Okay, yeah, not Mecca literally, since we’re in Japan. But for someone interested in electronics, or Japanese pop culture, or both, Akihabara in Tokyo is the holy city. We’ve been there before, but thanks to a lack of preparation and a foray in the wrong direction, we ended up seeing very little of it. This time, thanks to a great video on the Dangerous Prototypes site, I was better prepared.
The electronics shops are amazing. On the other hand, it made me realize how lucky I am to live near J B Saunders, an electronics shop in Boulder which I’ve frequented since my college days. Saunders doesn’t have either the breadth or the depth of the shops in Akihabara, but it does offer the same hands-on shopping experience described in the Dangerous Prototypes video.
I spent most of my time in Sengoku. Their selection of hand tools is stunning; they have have just about every tool for electronics or small mechanical work that you can think of, and many you wouldn’t think of. It’s not terribly practical to shop for electronics supplies spontaneously, since you have to guess at what might be useful in the future for some hypothetical project. I ended up buying a bunch of these:
They’re SMT to PTH adapter boards. I’m going to take the liberty of saying that if that doesn’t mean anything to you already, then the explanation probably wouldn’t be very interesting.

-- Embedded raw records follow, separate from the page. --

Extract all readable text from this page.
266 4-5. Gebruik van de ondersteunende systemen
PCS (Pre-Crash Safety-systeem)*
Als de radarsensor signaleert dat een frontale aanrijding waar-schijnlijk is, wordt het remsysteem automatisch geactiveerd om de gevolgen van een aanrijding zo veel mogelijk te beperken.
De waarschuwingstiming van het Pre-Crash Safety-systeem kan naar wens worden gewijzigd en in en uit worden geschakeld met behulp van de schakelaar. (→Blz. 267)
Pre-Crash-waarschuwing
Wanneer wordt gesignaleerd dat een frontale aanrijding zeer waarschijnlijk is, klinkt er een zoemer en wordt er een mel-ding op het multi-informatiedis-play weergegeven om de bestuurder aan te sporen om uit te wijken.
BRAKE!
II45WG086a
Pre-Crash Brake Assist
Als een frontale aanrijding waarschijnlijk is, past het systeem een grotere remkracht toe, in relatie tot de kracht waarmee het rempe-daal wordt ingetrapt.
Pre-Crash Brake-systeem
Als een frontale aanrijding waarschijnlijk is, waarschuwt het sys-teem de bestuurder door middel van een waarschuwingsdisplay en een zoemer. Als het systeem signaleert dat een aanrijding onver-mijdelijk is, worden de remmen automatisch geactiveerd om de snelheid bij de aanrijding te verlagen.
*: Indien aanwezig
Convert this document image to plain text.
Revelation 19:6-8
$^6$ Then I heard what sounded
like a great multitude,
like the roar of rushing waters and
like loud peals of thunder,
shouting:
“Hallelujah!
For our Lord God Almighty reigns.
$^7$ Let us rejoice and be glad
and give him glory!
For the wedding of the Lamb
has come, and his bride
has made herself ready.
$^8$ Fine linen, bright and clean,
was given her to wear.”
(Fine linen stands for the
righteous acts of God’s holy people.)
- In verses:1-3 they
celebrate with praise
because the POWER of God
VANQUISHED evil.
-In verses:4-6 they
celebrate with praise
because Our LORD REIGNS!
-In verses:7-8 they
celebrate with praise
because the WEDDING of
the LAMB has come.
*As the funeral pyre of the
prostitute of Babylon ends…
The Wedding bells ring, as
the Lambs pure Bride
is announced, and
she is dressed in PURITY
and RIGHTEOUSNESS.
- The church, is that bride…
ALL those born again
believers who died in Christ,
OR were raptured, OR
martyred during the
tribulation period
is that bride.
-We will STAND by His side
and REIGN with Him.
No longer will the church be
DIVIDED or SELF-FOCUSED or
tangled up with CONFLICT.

We also looked around in a computer shop that sells both complete systems–mostly laptops–and components for building your own. Upstairs was a department for hobbyist robotics, with lots of parts (both electronic and mechanical) and things like ready-to-go hexapods. They had a remarkable Acer laptop with a second touch-sensitive LCD in place of the usual keyboard and touchpad. Tracie became somewhat enamoured of a pink Sony Vaio, but we managed to escape without any rash purchases.

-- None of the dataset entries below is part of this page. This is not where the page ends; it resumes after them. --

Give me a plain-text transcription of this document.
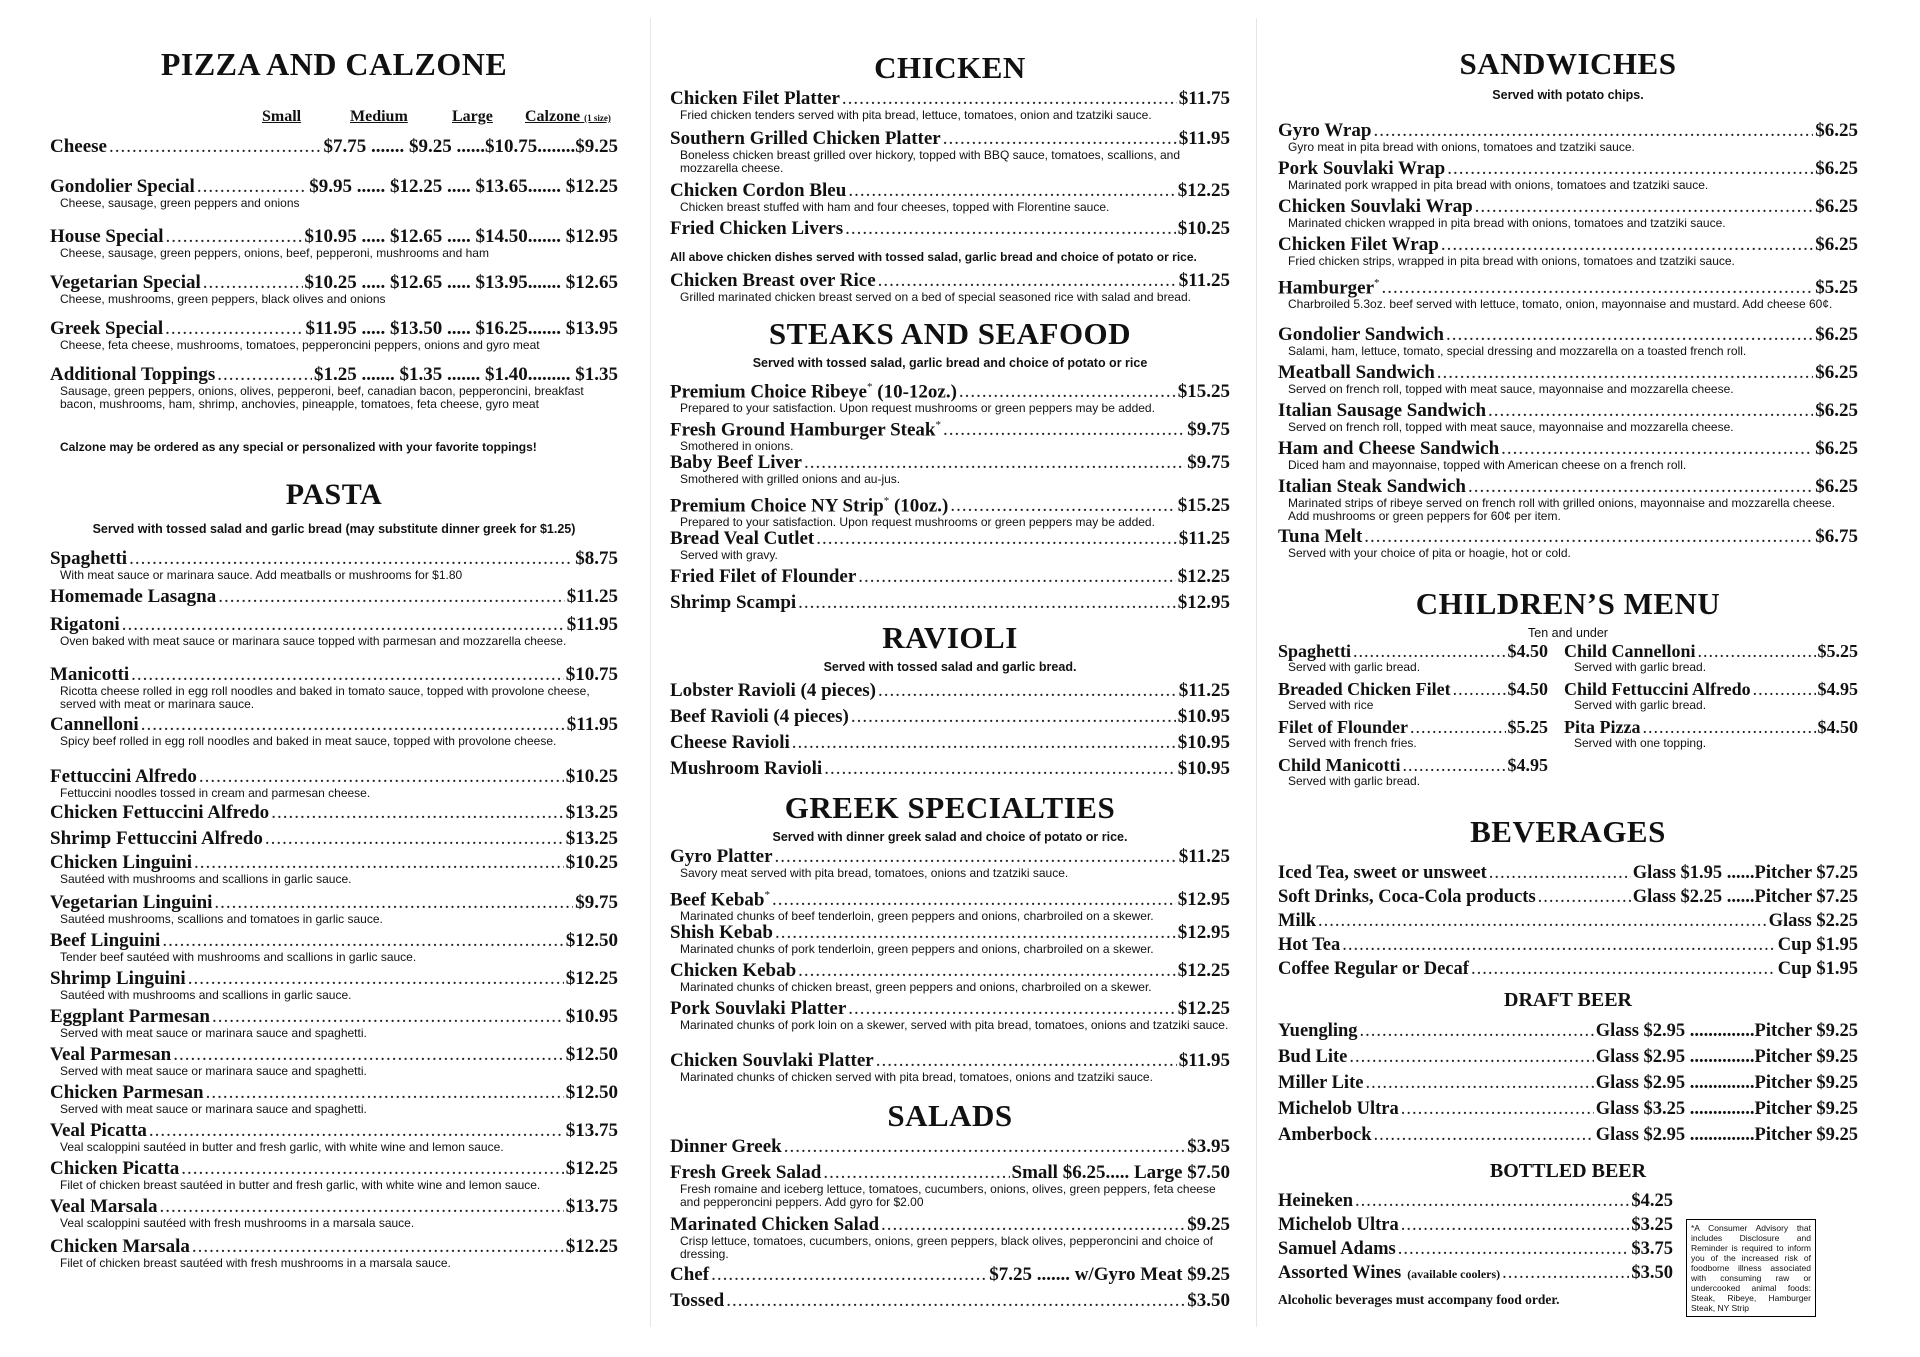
PIZZA AND CALZONE
Small	Medium	Large Calzone (1 size)
Cheese .....	$7.75 ....... $9.25 ......$10.75........$9.25
Gondolier Special .....	$9.95 ...... $12.25 ..... $13.65....... $12.25
Cheese, sausage, green peppers and onions
House Special .....	$10.95 ..... $12.65 ..... $14.50....... $12.95
Cheese, sausage, green peppers, onions, beef, pepperoni, mushrooms and ham
Vegetarian Special .....	$10.25 ..... $12.65 ..... $13.95....... $12.65
Cheese, mushrooms, green peppers, black olives and onions
Greek Special .....	$11.95 ..... $13.50 ..... $16.25....... $13.95
Cheese, feta cheese, mushrooms, tomatoes, pepperoncini peppers, onions and gyro meat
Additional Toppings .....	$1.25 ....... $1.35 ....... $1.40......... $1.35
Sausage, green peppers, onions, olives, pepperoni, beef, canadian bacon, pepperoncini, breakfast bacon, mushrooms, ham, shrimp, anchovies, pineapple, tomatoes, feta cheese, gyro meat
Calzone may be ordered as any special or personalized with your favorite toppings!
PASTA
Served with tossed salad and garlic bread (may substitute dinner greek for $1.25)
Spaghetti .....	$8.75
With meat sauce or marinara sauce. Add meatballs or mushrooms for $1.80
Homemade Lasagna .....	$11.25
Rigatoni .....	$11.95
Oven baked with meat sauce or marinara sauce topped with parmesan and mozzarella cheese.
Manicotti .....	$10.75
Ricotta cheese rolled in egg roll noodles and baked in tomato sauce, topped with provolone cheese, served with meat or marinara sauce.
Cannelloni .....	$11.95
Spicy beef rolled in egg roll noodles and baked in meat sauce, topped with provolone cheese.
Fettuccini Alfredo .....	$10.25
Fettuccini noodles tossed in cream and parmesan cheese.
Chicken Fettuccini Alfredo .....	$13.25
Shrimp Fettuccini Alfredo .....	$13.25
Chicken Linguini .....	$10.25
Sautéed with mushrooms and scallions in garlic sauce.
Vegetarian Linguini .....	$9.75
Sautéed mushrooms, scallions and tomatoes in garlic sauce.
Beef Linguini .....	$12.50
Tender beef sautéed with mushrooms and scallions in garlic sauce.
Shrimp Linguini .....	$12.25
Sautéed with mushrooms and scallions in garlic sauce.
Eggplant Parmesan .....	$10.95
Served with meat sauce or marinara sauce and spaghetti.
Veal Parmesan .....	$12.50
Served with meat sauce or marinara sauce and spaghetti.
Chicken Parmesan .....	$12.50
Served with meat sauce or marinara sauce and spaghetti.
Veal Picatta .....	$13.75
Veal scaloppini sautéed in butter and fresh garlic, with white wine and lemon sauce.
Chicken Picatta .....	$12.25
Filet of chicken breast sautéed in butter and fresh garlic, with white wine and lemon sauce.
Veal Marsala .....	$13.75
Veal scaloppini sautéed with fresh mushrooms in a marsala sauce.
Chicken Marsala .....	$12.25
Filet of chicken breast sautéed with fresh mushrooms in a marsala sauce.
CHICKEN
Chicken Filet Platter .....	$11.75
Fried chicken tenders served with pita bread, lettuce, tomatoes, onion and tzatziki sauce.
Southern Grilled Chicken Platter .....	$11.95
Boneless chicken breast grilled over hickory, topped with BBQ sauce, tomatoes, scallions, and mozzarella cheese.
Chicken Cordon Bleu .....	$12.25
Chicken breast stuffed with ham and four cheeses, topped with Florentine sauce.
Fried Chicken Livers .....	$10.25
All above chicken dishes served with tossed salad, garlic bread and choice of potato or rice.
Chicken Breast over Rice .....	$11.25
Grilled marinated chicken breast served on a bed of special seasoned rice with salad and bread.
STEAKS AND SEAFOOD
Served with tossed salad, garlic bread and choice of potato or rice
Premium Choice Ribeye* (10-12oz.) .....	$15.25
Prepared to your satisfaction. Upon request mushrooms or green peppers may be added.
Fresh Ground Hamburger Steak* .....	$9.75
Smothered in onions.
Baby Beef Liver .....	$9.75
Smothered with grilled onions and au-jus.
Premium Choice NY Strip* (10oz.) .....	$15.25
Prepared to your satisfaction. Upon request mushrooms or green peppers may be added.
Bread Veal Cutlet .....	$11.25
Served with gravy.
Fried Filet of Flounder .....	$12.25
Shrimp Scampi .....	$12.95
RAVIOLI
Served with tossed salad and garlic bread.
Lobster Ravioli (4 pieces) .....	$11.25
Beef Ravioli (4 pieces) .....	$10.95
Cheese Ravioli .....	$10.95
Mushroom Ravioli .....	$10.95
GREEK SPECIALTIES
Served with dinner greek salad and choice of potato or rice.
Gyro Platter .....	$11.25
Savory meat served with pita bread, tomatoes, onions and tzatziki sauce.
Beef Kebab* .....	$12.95
Marinated chunks of beef tenderloin, green peppers and onions, charbroiled on a skewer.
Shish Kebab .....	$12.95
Marinated chunks of pork tenderloin, green peppers and onions, charbroiled on a skewer.
Chicken Kebab .....	$12.25
Marinated chunks of chicken breast, green peppers and onions, charbroiled on a skewer.
Pork Souvlaki Platter .....	$12.25
Marinated chunks of pork loin on a skewer, served with pita bread, tomatoes, onions and tzatziki sauce.
Chicken Souvlaki Platter .....	$11.95
Marinated chunks of chicken served with pita bread, tomatoes, onions and tzatziki sauce.
SALADS
Dinner Greek .....	$3.95
Fresh Greek Salad .....	Small $6.25..... Large $7.50
Fresh romaine and iceberg lettuce, tomatoes, cucumbers, onions, olives, green peppers, feta cheese and pepperoncini peppers. Add gyro for $2.00
Marinated Chicken Salad .....	$9.25
Crisp lettuce, tomatoes, cucumbers, onions, green peppers, black olives, pepperoncini and choice of dressing.
Chef .....	$7.25 ....... w/Gyro Meat $9.25
Tossed .....	$3.50
SANDWICHES
Served with potato chips.
Gyro Wrap .....	$6.25
Gyro meat in pita bread with onions, tomatoes and tzatziki sauce.
Pork Souvlaki Wrap .....	$6.25
Marinated pork wrapped in pita bread with onions, tomatoes and tzatziki sauce.
Chicken Souvlaki Wrap .....	$6.25
Marinated chicken wrapped in pita bread with onions, tomatoes and tzatziki sauce.
Chicken Filet Wrap .....	$6.25
Fried chicken strips, wrapped in pita bread with onions, tomatoes and tzatziki sauce.
Hamburger* .....	$5.25
Charbroiled 5.3oz. beef served with lettuce, tomato, onion, mayonnaise and mustard. Add cheese 60¢.
Gondolier Sandwich .....	$6.25
Salami, ham, lettuce, tomato, special dressing and mozzarella on a toasted french roll.
Meatball Sandwich .....	$6.25
Served on french roll, topped with meat sauce, mayonnaise and mozzarella cheese.
Italian Sausage Sandwich .....	$6.25
Served on french roll, topped with meat sauce, mayonnaise and mozzarella cheese.
Ham and Cheese Sandwich .....	$6.25
Diced ham and mayonnaise, topped with American cheese on a french roll.
Italian Steak Sandwich .....	$6.25
Marinated strips of ribeye served on french roll with grilled onions, mayonnaise and mozzarella cheese. Add mushrooms or green peppers for 60¢ per item.
Tuna Melt .....	$6.75
Served with your choice of pita or hoagie, hot or cold.
CHILDREN’S MENU
Ten and under
Spaghetti .....	$4.50
Served with garlic bread.
Breaded Chicken Filet .....	$4.50
Served with rice
Filet of Flounder .....	$5.25
Served with french fries.
Child Manicotti .....	$4.95
Served with garlic bread.
Child Cannelloni .....	$5.25
Served with garlic bread.
Child Fettuccini Alfredo .....	$4.95
Served with garlic bread.
Pita Pizza .....	$4.50
Served with one topping.
BEVERAGES
Iced Tea, sweet or unsweet .....	Glass $1.95 ......Pitcher $7.25
Soft Drinks, Coca-Cola products .....	Glass $2.25 ......Pitcher $7.25
Milk .....	Glass $2.25
Hot Tea .....	Cup $1.95
Coffee Regular or Decaf .....	Cup $1.95
DRAFT BEER
Yuengling .....	Glass $2.95 ..............Pitcher $9.25
Bud Lite .....	Glass $2.95 ..............Pitcher $9.25
Miller Lite .....	Glass $2.95 ..............Pitcher $9.25
Michelob Ultra .....	Glass $3.25 ..............Pitcher $9.25
Amberbock .....	Glass $2.95 ..............Pitcher $9.25
BOTTLED BEER
Heineken .....	$4.25
Michelob Ultra .....	$3.25
Samuel Adams .....	$3.75
Assorted Wines (available coolers) .....	$3.50
Alcoholic beverages must accompany food order.
*A Consumer Advisory that includes Disclosure and Reminder is required to inform you of the increased risk of foodborne illness associated with consuming raw or undercooked animal foods: Steak, Ribeye, Hamburger Steak, NY Strip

After that I managed to not get sucked into the serious otaku destinations like the manga and figurine shopes, although we were somewhat tempted by the official Gundam Cafe and Bar. We saw someone in a stunningly accurate Hatsune Miku costume; unfortunately she vanished while I was digging my camera out of the bag.
Yesterday we poked around Asakusa, visiting our favorite spots like the washi store and small park next to the Senso-ji temple. We noticed that there’s been some sort of restructuring by whatever entity manages this area. In the past there have been a number of temporary stalls which sell food, including the Noodle Lady whom I described during our first visit some years ago. These are gone without a trace. Near the same area, on a perpendicular street, are a number of new stalls which generally look more permanent, and house vendors of clothing, traditional housewares, etc. I don’t know what the reasoning behind the change was, but I assume that it must have something to do with the collapse of the tourist trade last year. Happily, the tourists have returned in droves.
Tracie noticed, while I was writing this entry, that the Sky Tree is partially illuminated with a nice shade of purple:
There are other things I could write about, but I’m pretty sleepy so I’m going to stop here. Tomorrow we make our traditional trip to Hase, near Kamakura, to see the Great Buddha.